Well that's just ridiculous. Exclusion is to allow a child to realise the brevity of a situation. How on earth is a 17 mo expected to do that?! I was mortified when my DS bit my CM's son (there was a three month age gap between them - her son being older than mine). She took it in her stride and worked with me in tackling it (telling him off when he moved forward to bite, putting him down and walking away). It happened on occasion but we both realised that this is just something that will happen - on one occasion we realised they had matching bite marks on their shoulders! it petered out and at 22 months he hasn't bitten in ages.

TiggyD Thu 08-Nov-12 20:22:16

Exclusion is a last option when other parents are threatening to remove their children.

The nursery needs to look at what happens before the behaviour. What causes it. Ask them if they've kept any records. Maybe he bites at certain times of the day, possibly when tired? Is it certain children? Is it always a sharing issue? etc.

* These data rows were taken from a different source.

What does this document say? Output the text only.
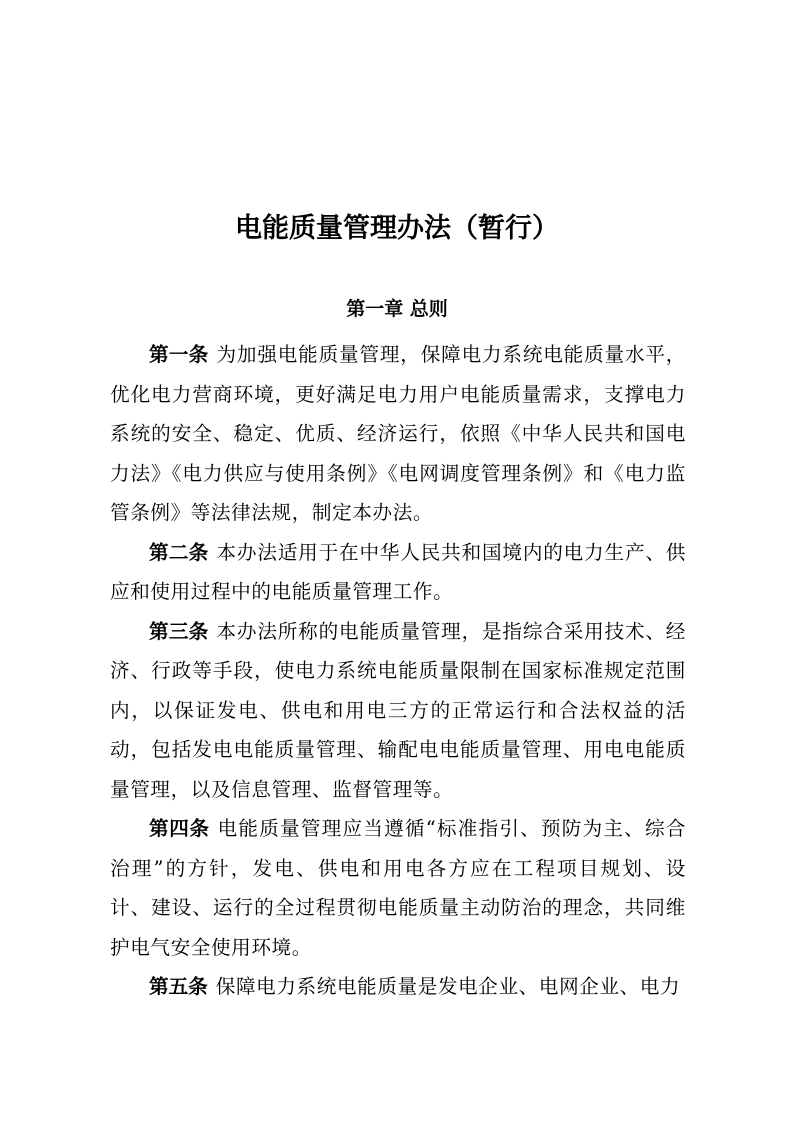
电能质量管理办法（暂行）
第一章 总则

第一条 为加强电能质量管理，保障电力系统电能质量水平，优化电力营商环境，更好满足电力用户电能质量需求，支撑电力系统的安全、稳定、优质、经济运行，依照《中华人民共和国电力法》《电力供应与使用条例》《电网调度管理条例》和《电力监管条例》等法律法规，制定本办法。

第二条 本办法适用于在中华人民共和国境内的电力生产、供应和使用过程中的电能质量管理工作。

第三条 本办法所称的电能质量管理，是指综合采用技术、经济、行政等手段，使电力系统电能质量限制在国家标准规定范围内，以保证发电、供电和用电三方的正常运行和合法权益的活动，包括发电电能质量管理、输配电电能质量管理、用电电能质量管理，以及信息管理、监督管理等。

第四条 电能质量管理应当遵循“标准指引、预防为主、综合治理”的方针，发电、供电和用电各方应在工程项目规划、设计、建设、运行的全过程贯彻电能质量主动防治的理念，共同维护电气安全使用环境。

第五条 保障电力系统电能质量是发电企业、电网企业、电力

What happens during the behaviour. Is he monitored when near other children or when they think there is liable to be a problem?

After the behaviour. Are there negative consequences for his actions that he can understand?

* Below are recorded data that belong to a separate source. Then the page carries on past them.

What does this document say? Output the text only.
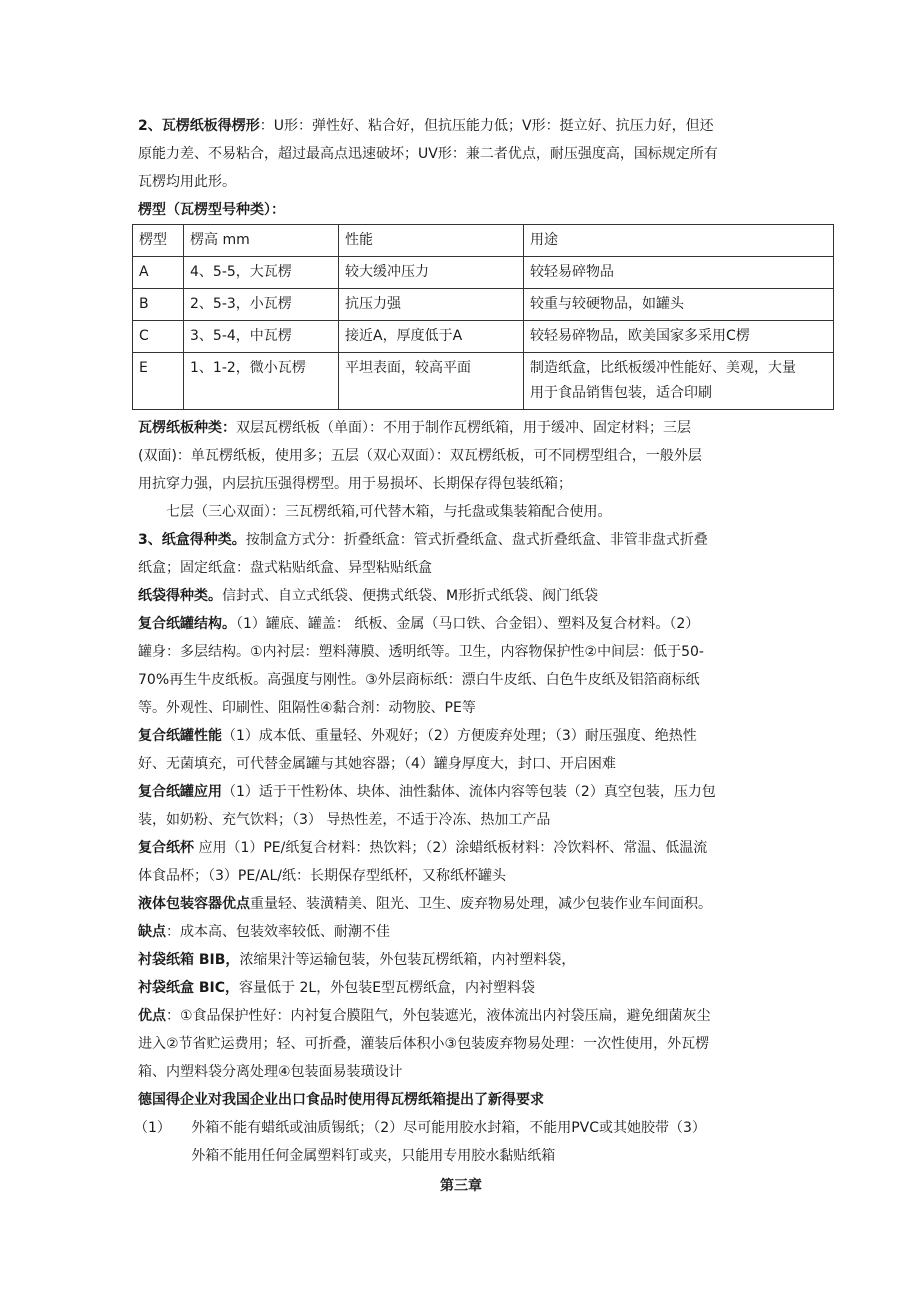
2、瓦楞纸板得楞形：U形：弹性好、粘合好，但抗压能力低；V形：挺立好、抗压力好，但还
原能力差、不易粘合，超过最高点迅速破坏；UV形：兼二者优点，耐压强度高，国标规定所有
瓦楞均用此形。
楞型（瓦楞型号种类）：
楞型	楞高 mm	性能	用途
A	4、5-5，大瓦楞	较大缓冲压力	较轻易碎物品
B	2、5-3，小瓦楞	抗压力强	较重与较硬物品，如罐头
C	3、5-4，中瓦楞	接近A，厚度低于A	较轻易碎物品，欧美国家多采用C楞
E	1、1-2，微小瓦楞	平坦表面，较高平面	制造纸盒，比纸板缓冲性能好、美观，大量
用于食品销售包装，适合印刷
瓦楞纸板种类：双层瓦楞纸板（单面）：不用于制作瓦楞纸箱，用于缓冲、固定材料；三层
(双面)：单瓦楞纸板，使用多；五层（双心双面）：双瓦楞纸板，可不同楞型组合，一般外层
用抗穿力强，内层抗压强得楞型。用于易损坏、长期保存得包装纸箱；
七层（三心双面）：三瓦楞纸箱,可代替木箱，与托盘或集装箱配合使用。
3、纸盒得种类。按制盒方式分：折叠纸盒：管式折叠纸盒、盘式折叠纸盒、非管非盘式折叠
纸盒；固定纸盒：盘式粘贴纸盒、异型粘贴纸盒
纸袋得种类。信封式、自立式纸袋、便携式纸袋、M形折式纸袋、阀门纸袋
复合纸罐结构。（1）罐底、罐盖： 纸板、金属（马口铁、合金铝）、塑料及复合材料。（2）
罐身：多层结构。①内衬层：塑料薄膜、透明纸等。卫生，内容物保护性②中间层：低于50-
70%再生牛皮纸板。高强度与刚性。③外层商标纸：漂白牛皮纸、白色牛皮纸及铝箔商标纸
等。外观性、印刷性、阻隔性④黏合剂：动物胶、PE等
复合纸罐性能（1）成本低、重量轻、外观好；（2）方便废弃处理；（3）耐压强度、绝热性
好、无菌填充，可代替金属罐与其她容器；（4）罐身厚度大，封口、开启困难
复合纸罐应用（1）适于干性粉体、块体、油性黏体、流体内容等包装（2）真空包装，压力包
装，如奶粉、充气饮料；（3） 导热性差，不适于冷冻、热加工产品
复合纸杯 应用（1）PE/纸复合材料：热饮料；（2）涂蜡纸板材料：冷饮料杯、常温、低温流
体食品杯；（3）PE/AL/纸：长期保存型纸杯，又称纸杯罐头
液体包装容器优点重量轻、装潢精美、阻光、卫生、废弃物易处理，减少包装作业车间面积。
缺点：成本高、包装效率较低、耐潮不佳
衬袋纸箱 BIB，浓缩果汁等运输包装，外包装瓦楞纸箱，内衬塑料袋，
衬袋纸盒 BIC，容量低于 2L，外包装E型瓦楞纸盒，内衬塑料袋
优点：①食品保护性好：内衬复合膜阻气，外包装遮光，液体流出内衬袋压扁，避免细菌灰尘
进入②节省贮运费用；轻、可折叠，灌装后体积小③包装废弃物易处理：一次性使用，外瓦楞
箱、内塑料袋分离处理④包装面易装璜设计
德国得企业对我国企业出口食品时使用得瓦楞纸箱提出了新得要求
（1）	外箱不能有蜡纸或油质锡纸；（2）尽可能用胶水封箱，不能用PVC或其她胶带（3）
外箱不能用任何金属塑料钉或夹，只能用专用胶水黏贴纸箱
第三章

They need to observe and put some kind of plan into action for a couple of weeks and see what happens. But basically, the nursery seems shit and you should look for a good one.

TheDoctrineOfSnatch Thu 08-Nov-12 20:34:57

Vivienne my child wasn't one of the biters and I was very happy with how the nursery handled it.

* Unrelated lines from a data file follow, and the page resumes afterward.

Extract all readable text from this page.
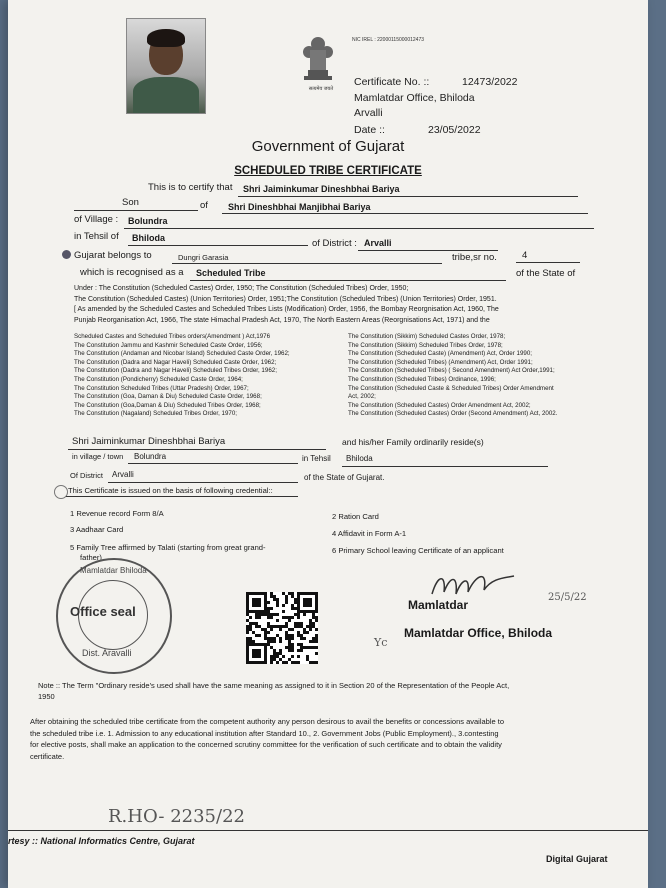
सत्यमेव जयते
NIC IREL : 22000115000012473
Certificate No. ::	12473/2022
Mamlatdar Office, Bhiloda
Arvalli
Date ::	23/05/2022
Government of Gujarat
SCHEDULED TRIBE CERTIFICATE
This is to certify that Shri Jaiminkumar Dineshbhai Bariya
Son	of Shri Dineshbhai Manjibhai Bariya
of Village : Bolundra
in Tehsil of Bhiloda	of District : Arvalli
Gujarat belongs to	Dungri Garasia	tribe,sr no.	4
which is recognised as a Scheduled Tribe	of the State of
Under : The Constitution (Scheduled Castes) Order, 1950; The Constitution (Scheduled Tribes) Order, 1950;
The Constitution (Scheduled Castes) (Union Territories) Order, 1951;The Constitution (Scheduled Tribes) (Union Territories) Order, 1951.
[ As amended by the Scheduled Castes and Scheduled Tribes Lists (Modification) Order, 1956, the Bombay Reorgnisation Act, 1960, The
Punjab Reorganisation Act, 1966, The state Himachal Pradesh Act, 1970, The North Eastern Areas (Reorgnisations Act, 1971) and the
Scheduled Castes and Scheduled Tribes orders(Amendment ) Act,1976
The Constitution Jammu and Kashmir Scheduled Caste Order, 1956;
The Constitution (Andaman and Nicobar Island) Scheduled Caste Order, 1962;
The Constitution (Dadra and Nagar Haveli) Scheduled Caste Order, 1962;
The Constitution (Dadra and Nagar Haveli) Scheduled Tribes Order, 1962;
The Constitution (Pondicherry) Scheduled Caste Order, 1964;
The Constitution Scheduled Tribes (Uttar Pradesh) Order, 1967;
The Constitution (Goa, Daman & Diu) Scheduled Caste Order, 1968;
The Constitution (Goa,Daman & Diu) Scheduled Tribes Order, 1968;
The Constitution (Nagaland) Scheduled Tribes Order, 1970;
The Constitution (Sikkim) Scheduled Castes Order, 1978;
The Constitution (Sikkim) Scheduled Tribes Order, 1978;
The Constitution (Scheduled Caste) (Amendment) Act, Order 1990;
The Constitution (Scheduled Tribes) (Amendment) Act, Order 1991;
The Constitution (Scheduled Tribes) ( Second Amendment) Act Order,1991;
The Constitution (Scheduled Tribes) Ordinance, 1996;
The Constitution (Scheduled Caste & Scheduled Tribes) Order Amendment
Act, 2002;
The Constitution (Scheduled Castes) Order Amendment Act, 2002;
The Constitution (Scheduled Castes) Order (Second Amendment) Act, 2002.
Shri Jaiminkumar Dineshbhai Bariya	and his/her Family ordinarily reside(s)
in village / town Bolundra	in Tehsil Bhiloda
Of District Arvalli	of the State of Gujarat.
This Certificate is issued on the basis of following credential::
1 Revenue record Form 8/A	2 Ration Card
3 Aadhaar Card	4 Affidavit in Form A-1
5 Family Tree affirmed by Talati (starting from great grand-
father)
6 Primary School leaving Certificate of an applicant
Mamlatdar Bhiloda
Office seal
Dist. Aravalli
25/5/22
Mamlatdar
Mamlatdar Office, Bhiloda
Yc
Note :: The Term "Ordinary reside's used shall have the same meaning as assigned to it in Section 20 of the Representation of the People Act,
1950
After obtaining the scheduled tribe certificate from the competent authority any person desirous to avail the benefits or concessions available to
the scheduled tribe i.e. 1. Admission to any educational institution after Standard 10., 2. Government Jobs (Public Employment)., 3.contesting
for elective posts, shall make an application to the concerned scrutiny committee for the verification of such certificate and to obtain the validity
certificate.
R.HO- 2235/22
rtesy :: National Informatics Centre, Gujarat
Digital Gujarat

What if DS starts to realise mum or dad collects him early if he bites and it makes it worse?

Viviennemary Thu 08-Nov-12 20:57:02

I didn't mean to sound judgey. And wasn't blaming the child at the age of 17 months. But I think these days nurseries do have to be extra careful with recording 'incidents' and so on. And dealing with any complaints from parents if their child is bitten.

Yika Thu 08-Nov-12 21:04:24

Gosh quite shocked to hear this. Aty nursery we were told at some point 'this is the age at which children may bite, this is how we will deal with it'. Can't remember the details except that the name of the biter would never be revealed to any bitee's parents. I never encountered a biting incident but I liked their approach and it certainly did not include exclusion, I find that simply incredible.

Fizzypop001 Fri 09-Nov-12 00:24:54

Can't believe the nursery let your dd bite 5 kids where they not watching seems to me they are doing other things rather then looking after the kids I would find another nursery that will be happy to support you and your family it's the nurseries fault that your dd was allowed to bite 5 kids unbelievable they should have stopped him my dd been at nursery for 1 year and has only been bitten once and they are lovely but what you describe is out of order and are very unsupportive Please find another nursery their are others out there that will help you

Mandy21 Fri 09-Nov-12 11:01:44

I'm on the other side of the fence I'm afraid - if I was sending my child to nursery where the same child was biting - over quite a long period (you mentioned weeks in your post) and that even when staff were in the room with him and in a 2 hour period he'd tried to bite 5 other children, I'd see that as a real risk. I don't take it from your post that its a punishment for your child, its a way of protecting the other children in the nursery. With the best will in the world, he can't be watched every second of every minute which means there is a risk to the other children. Yes, I think its down to the nursery in conjunction with you as parents, to sort it out, and it doesn't sound as if thats been done properly, but I suppose the alternative is to have a nursery nurse with him constantly (not sure you can expect this), have him playing on his own until this 'phase' blows over (not sure you'd want that) or have him at home until you can sort out why he's doing it.